Defining the Educated Urban of Bangladesh

A webanalytics firm in Bangladesh has sprung up called “WebAble”. They collect publicly accessible data from the Internet about a topic and try to come up with the best e-marketing strategy, it is an innovative use of data. Looks like the birth of an industry, in Bangladesh, that is centred around publicly accessible big data.

The source of inspiration is an album about Bangladeshis on Facebook, What Bangladeshis Really Talk About in Facebook! by WebAble. A series of banners showing what Bangladeshis are like online, actually what Bangladeshis on Facebook are like online. The total population sample is around 8.2-8.5 million. Taking the upper bound of the estimate, that still is a mere 5% of the country’s estimated 160 million population.  There could be a number of factors:

  • Vast majority of the web is in English, a language most people have difficulty with (our medium of instruction in the language is horrible, to say it very nicely). So people are put off from using the web right there.
  • A virtual projection of your identity requires a certain understanding of how the virtual world works, that is again directly dependent on not only the education level but also the education route, type, etc. Around 5% (8.5 million) of the country’s total population for 33.43 million Internet users makes for around 26% of the online population using Facebook for creating an online identity.

The core demographic of Facebook users in Bangladesh consists of those Bangladeshis who are educated (large percentage to the tertiary level) and have been exposed to the world (to varying degrees) and are hence able to create an online identity and not just an online presence.

My comprehension of the data presented here is based on a TED talk I saw recently, as well my own take of what “stated vs. revealed preferences” of one person say about that person.

First up, is that 33% of Bangladeshis talk about Bollywood, we do love our movie and music. However, when contrasted with all the other stats presented, this is by far the highest. That means a larger section of the Bangladeshi people on Facebook like or have been exposed to Bollywood movies and/or music. A far larger portion of the people than those who talk about jewellery, 16%. The disparity can be understood by noting that wealth disparity among the online Bangladeshi community is quite stark. Bollywood movies and music are more economically accessible to the different classes of people (and even more, thanks to piracy) than are jewellery (lesser people given the surge in gold prices). Most people, at the end of the day, do not wish to talk about the lack of something that will cause them grief (jewellery), and if it looks like it’s unlikely to come, why talk about it now? But it is much easier to see a movie or download a song and discuss that; as more people have it, and the question of a lacking and the associated longing does not arise there.

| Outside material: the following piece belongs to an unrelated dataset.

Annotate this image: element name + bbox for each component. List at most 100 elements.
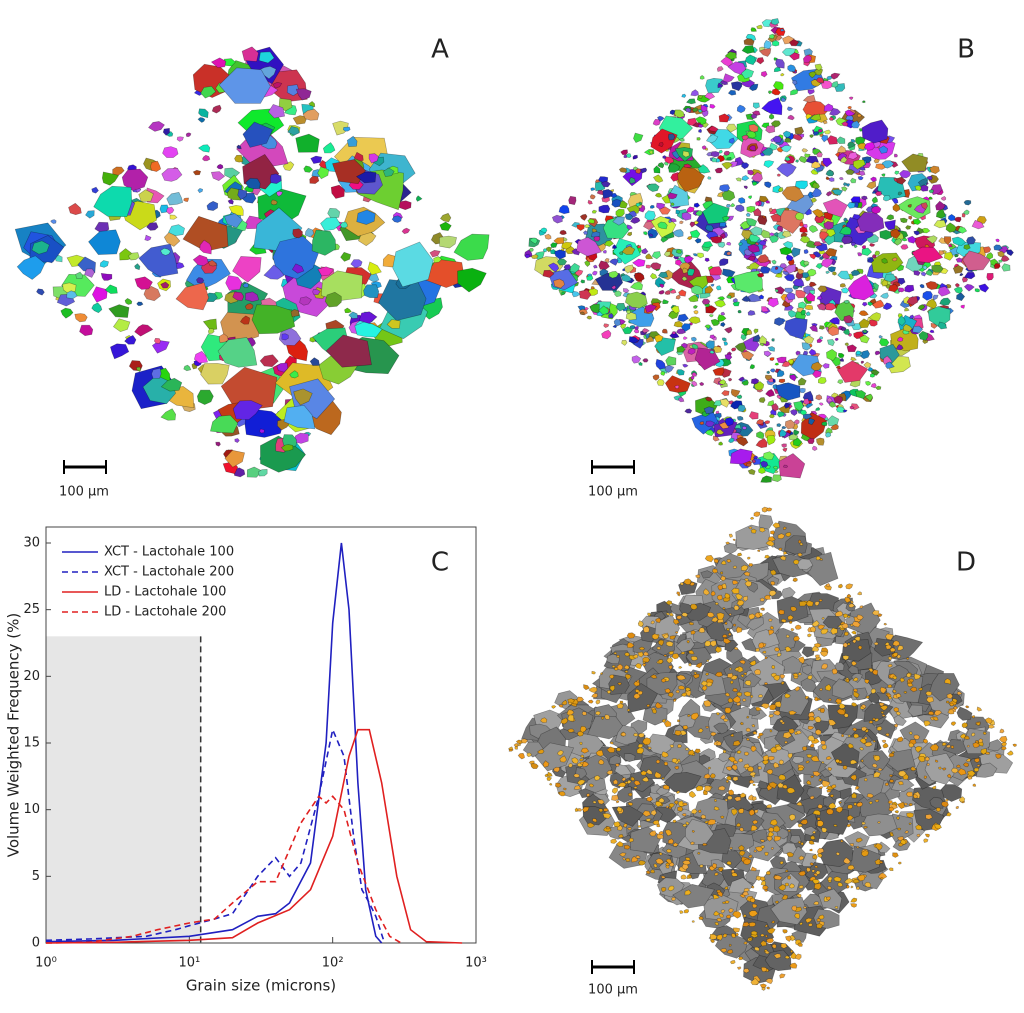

The really interesting factoid is this one, 7% of Bangladeshis on Facebook are interested in tea. Surprising fact…the national drink has only 7% fans! Stopping at being surprised is too mainstream so I wondered why for a while and could come up with two scenarios that made this possible –

  1. Many people drink tea in such a mechanical fashion they don’t think about it. It has become such an integral part of life they barely notice it is there but do notice if it is not there. Hence, “liking” tea does not cross the mind.
  2. A lot of the online Facebook population who can create an “online identity” actually prefer coffee to tea. Stats about coffee are missing here, but considering most of the Facebook users come from the middle class and upper middle class it’s not really surprising. I have encountered many coffee drinkers of this social class who maintain that habit quite stringently and will choose coffee over tea, and a sizable portion do more than have an online presence, they maintain an online identity.

Maintaining an online identity means that the online projection of the person reflects the choices the person makes in real life or would prefer to make in real life. Between the two explanations above, I can see why there is “only 7%” of people who like tea.

Why is this interesting? It is a glimpse into the social changes that Bangladesh is witnessing and also into the class differences that are existing.

[I could be off by miles in my call here, but this is the reality I have witnessed.]

Disclosure: The author does not have any tea or coffee company affiliations but if a reader wants to offer tea or coffee, the offer will be happily accepted, with a catch, homemade tea or an instant coffee out of home.